Even so, minute by minute the McCarthy “market” continued to gyrate in, for clever bettors, thrilling ways that mimic the intragame betting of a wild, high-scoring football game. The 12th vote was special because it represented the first time McCarthy’s long negotiations showed any signs of paying off; he went from 21 defectors in polls No. 4 through 11 all the way down to seven in vote No. 12.
As McCarthy’s vote totals have fluctuated, so have the prices associated with shares of his potential future “speakerhood” on PredictIt, a platform that allows people to buy such commodities as if they were tangible goods or part of a company.

Kevin McCarthy rising and falling on PredictIt
Accordingly, the price of buying a share of McCarthy-to-win on PredicIt, which began the day around 54 cents, bounced into the mid-60s at noon ET on reports of a deal with a contingent of rebels and as the vote began and surged into the 70s during that vote.
What happened during the gamevote, however, was a bit more complicated. Every time a previous anti-McCarthyite stood up to flip to his side, the price would pop about 10 cents or so – only to tank by a nickel or more the next time a Never-Kevin holdout held firm and voted no. The actual potential outcome of the vote itself never changed – McCarthy would lose yet again – but if you spotted that pattern, as many braggarts on the PredictIt’s very busy Speaker of the House message board claimed later they had, you could make quite a lot of money in that hour buying and selling and buying shares again over and over.

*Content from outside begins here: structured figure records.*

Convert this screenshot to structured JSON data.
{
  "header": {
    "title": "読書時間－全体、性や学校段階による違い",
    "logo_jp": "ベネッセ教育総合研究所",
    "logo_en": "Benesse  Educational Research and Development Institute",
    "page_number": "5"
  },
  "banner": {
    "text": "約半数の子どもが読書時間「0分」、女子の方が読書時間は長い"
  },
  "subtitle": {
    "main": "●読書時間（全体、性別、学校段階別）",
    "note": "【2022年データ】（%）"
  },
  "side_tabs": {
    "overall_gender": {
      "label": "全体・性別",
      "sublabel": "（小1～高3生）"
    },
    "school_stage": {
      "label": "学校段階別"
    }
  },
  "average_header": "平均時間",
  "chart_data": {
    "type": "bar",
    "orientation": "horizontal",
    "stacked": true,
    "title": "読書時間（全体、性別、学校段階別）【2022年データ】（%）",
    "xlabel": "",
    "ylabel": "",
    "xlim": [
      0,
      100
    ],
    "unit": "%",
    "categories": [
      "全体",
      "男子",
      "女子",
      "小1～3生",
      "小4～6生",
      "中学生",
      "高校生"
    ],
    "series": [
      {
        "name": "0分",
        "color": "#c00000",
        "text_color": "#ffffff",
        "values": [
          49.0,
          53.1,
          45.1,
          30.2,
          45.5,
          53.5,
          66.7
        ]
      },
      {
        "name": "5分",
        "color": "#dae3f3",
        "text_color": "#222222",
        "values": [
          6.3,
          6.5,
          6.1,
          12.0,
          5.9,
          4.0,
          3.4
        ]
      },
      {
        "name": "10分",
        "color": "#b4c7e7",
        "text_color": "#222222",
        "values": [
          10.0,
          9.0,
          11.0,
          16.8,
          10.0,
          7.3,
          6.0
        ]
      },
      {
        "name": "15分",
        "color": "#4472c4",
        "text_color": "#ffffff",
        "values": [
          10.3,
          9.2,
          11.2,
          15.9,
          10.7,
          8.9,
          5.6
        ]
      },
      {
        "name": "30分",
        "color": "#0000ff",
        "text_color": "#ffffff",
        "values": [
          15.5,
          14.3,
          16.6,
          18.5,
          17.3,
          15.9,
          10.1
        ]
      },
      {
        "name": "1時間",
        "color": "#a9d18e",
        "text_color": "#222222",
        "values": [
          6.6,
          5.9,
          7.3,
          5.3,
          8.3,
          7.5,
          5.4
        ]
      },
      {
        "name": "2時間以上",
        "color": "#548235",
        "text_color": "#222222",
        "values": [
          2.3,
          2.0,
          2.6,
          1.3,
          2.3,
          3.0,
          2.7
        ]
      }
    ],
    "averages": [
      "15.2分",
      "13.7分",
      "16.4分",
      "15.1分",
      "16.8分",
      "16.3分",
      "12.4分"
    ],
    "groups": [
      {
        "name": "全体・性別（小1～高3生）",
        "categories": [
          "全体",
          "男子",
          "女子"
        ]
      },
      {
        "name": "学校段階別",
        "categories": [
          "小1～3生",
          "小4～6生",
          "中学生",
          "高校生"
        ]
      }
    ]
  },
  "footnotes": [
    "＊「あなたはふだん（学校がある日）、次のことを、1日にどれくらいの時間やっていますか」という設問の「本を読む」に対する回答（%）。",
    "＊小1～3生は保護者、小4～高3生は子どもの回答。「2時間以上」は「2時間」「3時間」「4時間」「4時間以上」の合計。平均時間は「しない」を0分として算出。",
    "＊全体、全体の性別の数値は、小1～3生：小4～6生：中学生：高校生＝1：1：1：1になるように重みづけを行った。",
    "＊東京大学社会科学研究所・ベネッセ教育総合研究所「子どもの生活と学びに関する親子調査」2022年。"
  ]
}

It was clear that there was a population of people following this who believed that any defection harmed McCarthy’s odds and any movement in his direction meant he had the thing in the bag.
Spoiler alert: As of the publication of this report, he does not have it in the bag. After vote No. 13 – another failure for McCarthy — reduced the anti-McCarthy side to six, the House went into recess until 10 p.m. Presumably, that was to give him time to shore things up; he needs now to flip just two votes to clinch America’s most thankless job.
Could McCarthy futures pay off in the end?
McCarthy left the chamber and told reporters he would get the votes and the betting market clearly believed him. By 4 p.m. ET, it cost 95 cents to buy a share of McCarthy-to-win. Conversely, the cost of betting on Rep. Steve Scalise of Louisiana to win dwindled from 32 cents at noon all the way to a penny as the low winter sun set on Washington, DC. (Scalise, the new Republican House Majority Leader, has said he is not a candidate for the job, but most observers think if McCarthy withdraws, the rebels will accept Scalise as the next alternative.)
“Why so confident he has the votes, when he clearly doesn’t?” someone called CobraDongLarry asked at about 4:15 p.m. on PredictIt’s message board. “Seems worth 9 cents to me.” He was met with scorn, mockery, and misinformation for his eminently reasonable bafflement. One respondent claimed Gaetz himself had said McCarthy probably has the votes, which indeed probably be the put-away shot if true; there was no report of that nature anywhere.

This McCarthy mess may turn out to be PredictIt’s big (17 million shares traded as of Friday evening) and unexpected (there hadn’t been a multi-ballot race for Speaker in a century) swan song. The site operates as an academic experiment with the permission of the Commodities Futures Trading Commission, but that permission appears likely to be revoked in mid-February because it’s all become too indistinguishable from a sports book.
There aren’t really any interesting questions left to be definitively answered between now and then in American politics –the 2024 presidential candidates won’t be settled for at least a year – so the Speaker drama could be a finale of sorts.
Perhaps rather than shutting this system down, the CFTC might demand some changes to protect consumers. It is baffling, for instance, that as of Thursday you could buy a share of Jeffries-wins 3 cents. Rep. Hakeem Jeffries of New York is the Democratic leader in the House; there is no universe in which he’d be Speaker with a Republican majority, however slim and dysfunctional. There are many examples of people wagering on outcomes that are simply, practically impossible.
If this is the end of the road for PredictIt, folks who get a charge out of betting on politics better indulge on this spectacle. It certainly makes watching C-SPAN a great deal more fun.